Les syndicats professionnels du secteur immobilier, comme le Conseil National des Centres Commerciaux ou la Fédération des Sociétés Immobilières et Foncières, ont activement participé aux concertations ayant précédé la publication des arrêtés sectoriels. Leur influence s’est traduite par des ajustements techniques dans la définition des valeurs absolues, afin de tenir compte des contraintes opérationnelles spécifiques à certains types d’activités.
Les préfets de région disposent d’un pouvoir de contrôle et peuvent déclencher des procédures de mise en demeure à l’égard des assujettis défaillants. Ce niveau de déconcentration administrative garantit une application territorialisée du dispositif, adaptée aux réalités locales du parc immobilier tertiaire.
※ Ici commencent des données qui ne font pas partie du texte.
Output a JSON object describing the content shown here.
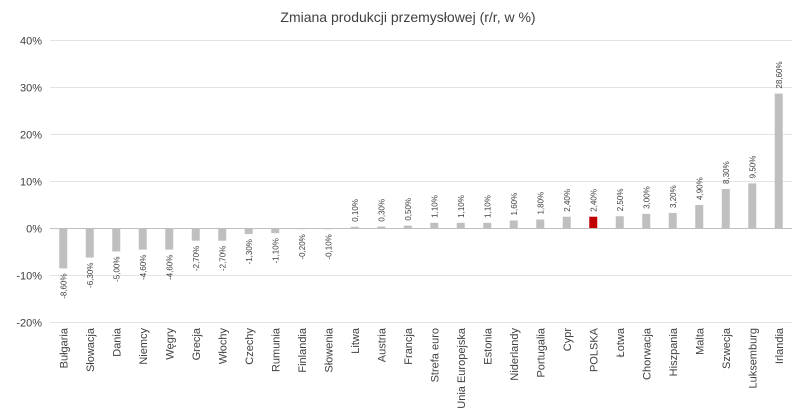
{
  "chart_data": {
    "type": "bar",
    "title": "Zmiana produkcji przemysłowej (r/r, w %)",
    "xlabel": "",
    "ylabel": "",
    "ylim": [
      -20,
      40
    ],
    "yticks": [
      -20,
      -10,
      0,
      10,
      20,
      30,
      40
    ],
    "ytick_labels": [
      "-20%",
      "-10%",
      "0%",
      "10%",
      "20%",
      "30%",
      "40%"
    ],
    "grid": true,
    "categories": [
      "Bułgaria",
      "Słowacja",
      "Dania",
      "Niemcy",
      "Węgry",
      "Grecja",
      "Włochy",
      "Czechy",
      "Rumunia",
      "Finlandia",
      "Słowenia",
      "Litwa",
      "Austria",
      "Francja",
      "Strefa euro",
      "Unia Europejska",
      "Estonia",
      "Niderlandy",
      "Portugalia",
      "Cypr",
      "POLSKA",
      "Łotwa",
      "Chorwacja",
      "Hiszpania",
      "Malta",
      "Szwecja",
      "Luksemburg",
      "Irlandia"
    ],
    "values": [
      -8.6,
      -6.3,
      -5.0,
      -4.6,
      -4.6,
      -2.7,
      -2.7,
      -1.3,
      -1.1,
      -0.2,
      -0.1,
      0.1,
      0.3,
      0.5,
      1.1,
      1.1,
      1.1,
      1.6,
      1.8,
      2.4,
      2.4,
      2.5,
      3.0,
      3.2,
      4.9,
      8.3,
      9.5,
      28.6
    ],
    "data_labels": [
      "-8,60%",
      "-6,30%",
      "-5,00%",
      "-4,60%",
      "-4,60%",
      "-2,70%",
      "-2,70%",
      "-1,30%",
      "-1,10%",
      "-0,20%",
      "-0,10%",
      "0,10%",
      "0,30%",
      "0,50%",
      "1,10%",
      "1,10%",
      "1,10%",
      "1,60%",
      "1,80%",
      "2,40%",
      "2,40%",
      "2,50%",
      "3,00%",
      "3,20%",
      "4,90%",
      "8,30%",
      "9,50%",
      "28,60%"
    ],
    "colors": {
      "default": "#bfbfbf",
      "highlight": "#c00000"
    },
    "highlight_category": "POLSKA"
  }
}
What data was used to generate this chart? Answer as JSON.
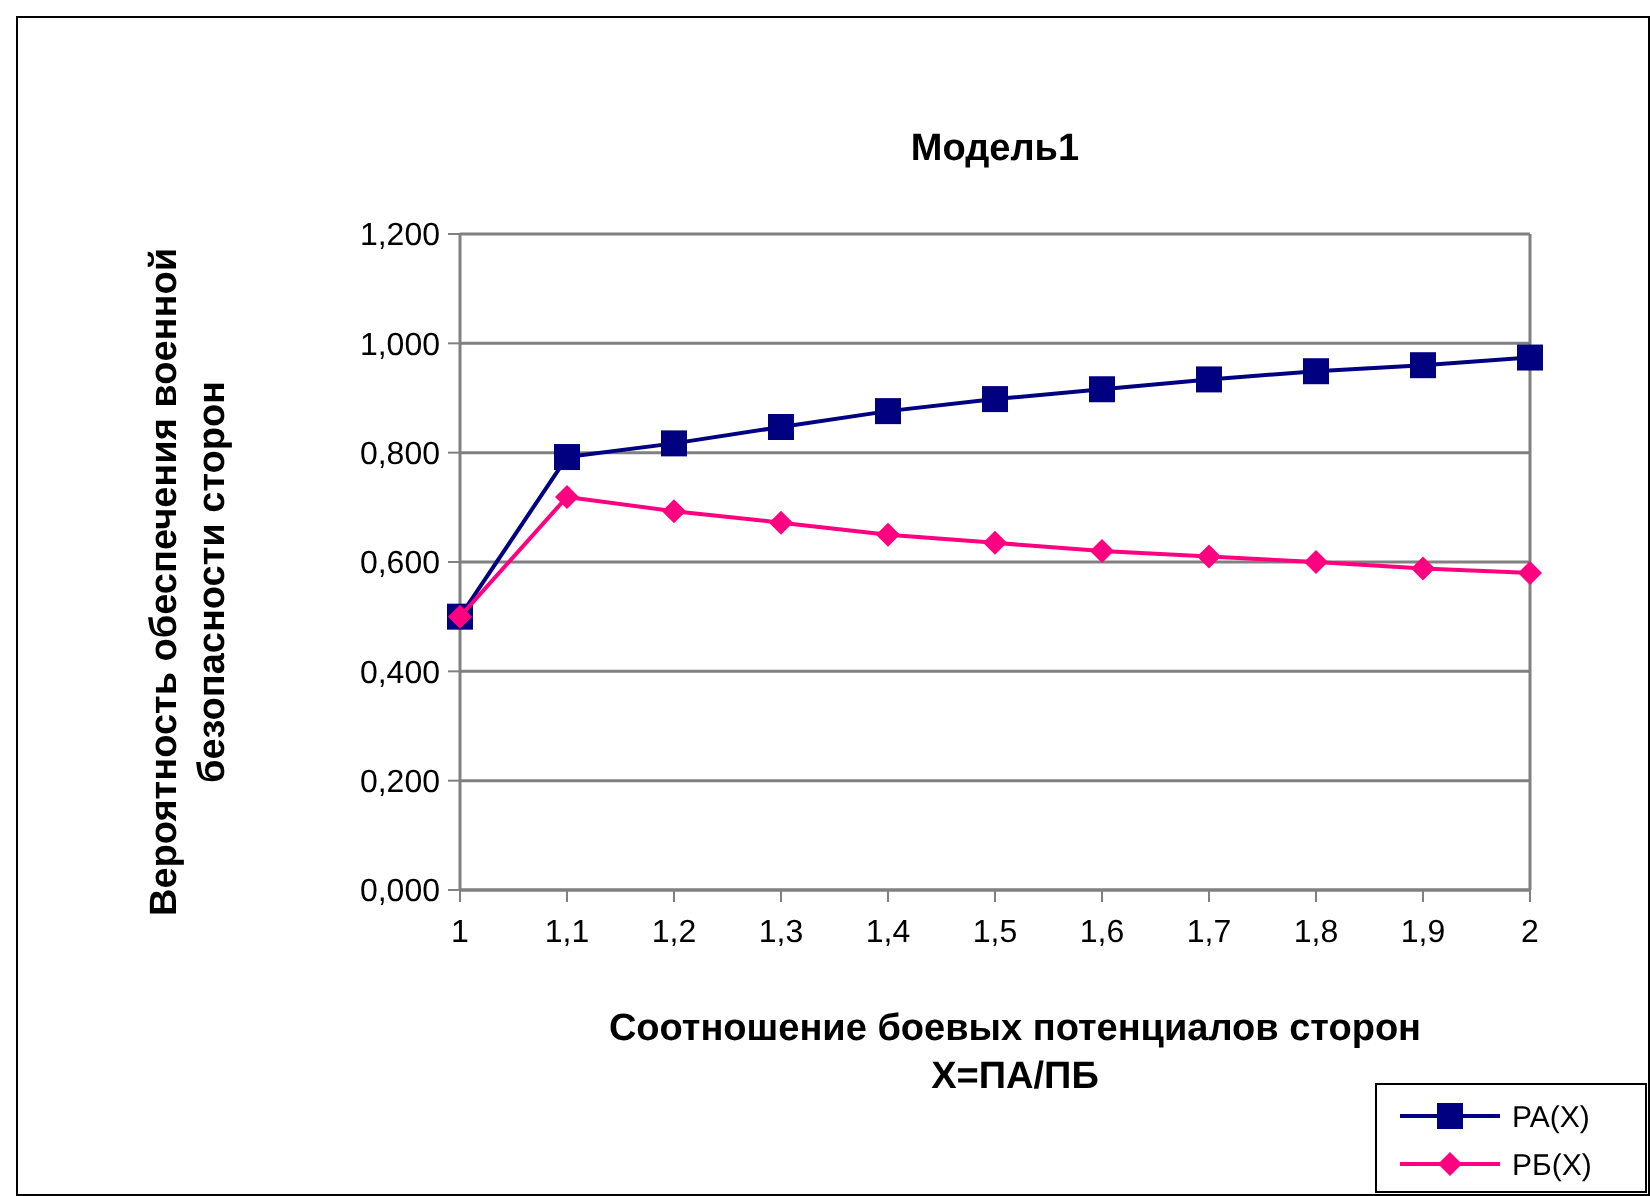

Ce qu’il se passe en cas de manquement
Le régime de sanctions du décret tertiaire relève du droit administratif. L’assujetti qui ne satisfait pas à ses obligations peut faire l’objet d’une mise en demeure par le préfet de région, après instruction du dossier. Cette mise en demeure fixe un délai pour régulariser la situation.
En l’absence de régularisation dans le délai imparti, le préfet peut prononcer une amende administrative pouvant atteindre 1 500 euros pour une personne physique et 7 500 euros pour une personne morale. Ces montants peuvent paraître modestes au regard des enjeux économiques des bâtiments concernés, mais la sanction la plus dissuasive est ailleurs.
Le décret prévoit un mécanisme de name and shame : les noms des assujettis défaillants peuvent être rendus publics via une publication sur un site officiel. Pour des foncières cotées, des grandes enseignes commerciales ou des groupes immobiliers soucieux de leur image extra-financière, cette publicité négative représente un risque réputationnel significatif. Les investisseurs institutionnels et les agences de notation ESG intègrent de plus en plus ces données dans leurs évaluations.
Un recours gracieux auprès du préfet, puis un recours contentieux devant le tribunal administratif compétent, restent ouverts à tout assujetti qui conteste une décision de mise en demeure ou une sanction. Les délais de recours sont ceux du droit commun administratif : deux mois à compter de la notification de la décision.
Anticiper les évolutions du cadre réglementaire
Le décret tertiaire n’est pas figé. Les arrêtés sectoriels qui précisent les valeurs absolues de consommation continuent d’être publiés et révisés. Certains secteurs d’activité attendent encore leurs valeurs de référence définitives, ce qui crée une incertitude juridique que les gestionnaires doivent surveiller activement sur Légifrance.
La convergence avec d’autres réglementations mérite d’être anticipée. Le règlement européen sur la taxonomie verte impose des critères de performance énergétique aux actifs immobiliers pour qu’ils soient qualifiés d’investissements durables. La directive européenne sur la performance énergétique des bâtiments, révisée en 2024, introduit de nouvelles obligations qui viendront s’articuler avec le dispositif national.
Les entreprises de gestion immobilière les plus avancées ont déjà intégré le suivi des consommations d’énergie dans leurs outils de gestion technique des bâtiments. Elles utilisent des capteurs connectés, des systèmes de gestion technique centralisée et des logiciels d’analyse pour piloter en temps réel la trajectoire de réduction. Cette approche permet de détecter rapidement les dérives et d’ajuster les actions correctives avant les échéances déclaratives.
La valeur vénale des actifs immobiliers tertiaires est désormais directement influencée par leur conformité au décret. Un bâtiment non conforme ou dont la trajectoire de réduction est compromise voit sa valeur de marché affectée lors des transactions. Cette réalité économique transforme le décret tertiaire en un outil de régulation du marché immobilier professionnel, au-delà de sa dimension purement environnementale.